On the chilly morning of 1 June 2016, as Nasheed took the stage in a large hall at the Royal Over-seas League, a non-profit club in London, he was, in the eyes of the Maldivian judiciary, a “terrorist” on the run. This was unsurprising given that the judiciary in the Maldives has had a history of issuing rulings convenient for the president Abdulla Yameen, the erstwhile dictator Mamoun Abdul Gayoom’s half-brother.
The former president was not the only one to have fallen out of favour of the judiciary, and by extension, Yameen. Nasheed shared the stage with, among others, four members of the country’s political elite. While the banner behind these speakers read “Maldives United Opposition,” the resistance against the present leadership was anything but cohesive. Each of the four Nasheed sat with had played a crucial role in a watershed coup in 2012 that had forced Nasheed to resign. It had also set the stage for Yameen to take over the presidency in farcical elections, held in 2013.
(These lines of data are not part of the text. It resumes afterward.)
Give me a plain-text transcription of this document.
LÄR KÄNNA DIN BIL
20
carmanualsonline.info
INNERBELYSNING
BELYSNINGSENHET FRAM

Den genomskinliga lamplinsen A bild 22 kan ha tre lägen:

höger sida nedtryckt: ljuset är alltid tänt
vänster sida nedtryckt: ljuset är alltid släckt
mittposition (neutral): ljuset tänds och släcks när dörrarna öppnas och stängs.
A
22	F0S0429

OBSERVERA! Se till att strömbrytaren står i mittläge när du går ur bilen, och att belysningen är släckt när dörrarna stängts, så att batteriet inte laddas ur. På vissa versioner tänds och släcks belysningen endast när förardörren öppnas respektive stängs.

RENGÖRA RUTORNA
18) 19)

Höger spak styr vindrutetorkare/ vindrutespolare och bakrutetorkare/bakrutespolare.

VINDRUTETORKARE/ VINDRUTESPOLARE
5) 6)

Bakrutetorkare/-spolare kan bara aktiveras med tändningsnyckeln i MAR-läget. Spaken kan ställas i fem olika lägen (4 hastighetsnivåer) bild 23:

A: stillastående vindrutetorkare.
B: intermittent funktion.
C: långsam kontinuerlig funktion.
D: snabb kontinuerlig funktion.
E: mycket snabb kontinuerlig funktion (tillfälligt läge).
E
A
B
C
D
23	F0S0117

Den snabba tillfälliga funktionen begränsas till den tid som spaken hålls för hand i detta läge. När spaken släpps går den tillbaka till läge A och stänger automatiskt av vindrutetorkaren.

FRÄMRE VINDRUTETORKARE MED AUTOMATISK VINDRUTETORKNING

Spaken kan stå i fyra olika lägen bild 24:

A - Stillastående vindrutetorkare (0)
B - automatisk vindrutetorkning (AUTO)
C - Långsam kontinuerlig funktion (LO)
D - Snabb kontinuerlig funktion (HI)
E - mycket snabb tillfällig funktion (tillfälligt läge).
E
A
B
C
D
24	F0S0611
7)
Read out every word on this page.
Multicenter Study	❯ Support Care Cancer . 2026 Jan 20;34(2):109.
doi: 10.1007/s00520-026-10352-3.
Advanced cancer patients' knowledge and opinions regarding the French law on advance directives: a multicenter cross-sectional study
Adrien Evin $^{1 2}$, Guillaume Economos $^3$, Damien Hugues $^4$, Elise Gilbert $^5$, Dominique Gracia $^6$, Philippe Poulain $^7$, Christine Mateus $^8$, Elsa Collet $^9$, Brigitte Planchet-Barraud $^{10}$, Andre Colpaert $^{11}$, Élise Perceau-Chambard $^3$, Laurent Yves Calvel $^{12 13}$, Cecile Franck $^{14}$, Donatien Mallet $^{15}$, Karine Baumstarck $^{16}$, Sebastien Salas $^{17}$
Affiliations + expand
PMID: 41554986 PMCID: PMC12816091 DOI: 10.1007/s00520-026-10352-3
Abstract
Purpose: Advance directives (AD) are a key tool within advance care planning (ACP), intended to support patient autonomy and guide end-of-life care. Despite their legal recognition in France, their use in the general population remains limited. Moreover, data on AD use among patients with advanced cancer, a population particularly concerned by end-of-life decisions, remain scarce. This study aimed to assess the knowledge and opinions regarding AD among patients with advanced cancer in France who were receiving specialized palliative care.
But when launching his newly formed alliance, Nasheed played down the chequered past of its members. “We have had our differences,” he told his audience, which consisted of nearly 30 members of the British media, politics and civil society. “But today, we have come together in one united opposition.”
He then laid out the Maldives United Opposition (MUO)’s agenda: “We don’t believe the present government in Maldives is willing to have free and fair elections [in 2018]. We must find enough leverages over the government so that it will relent and speak to us.”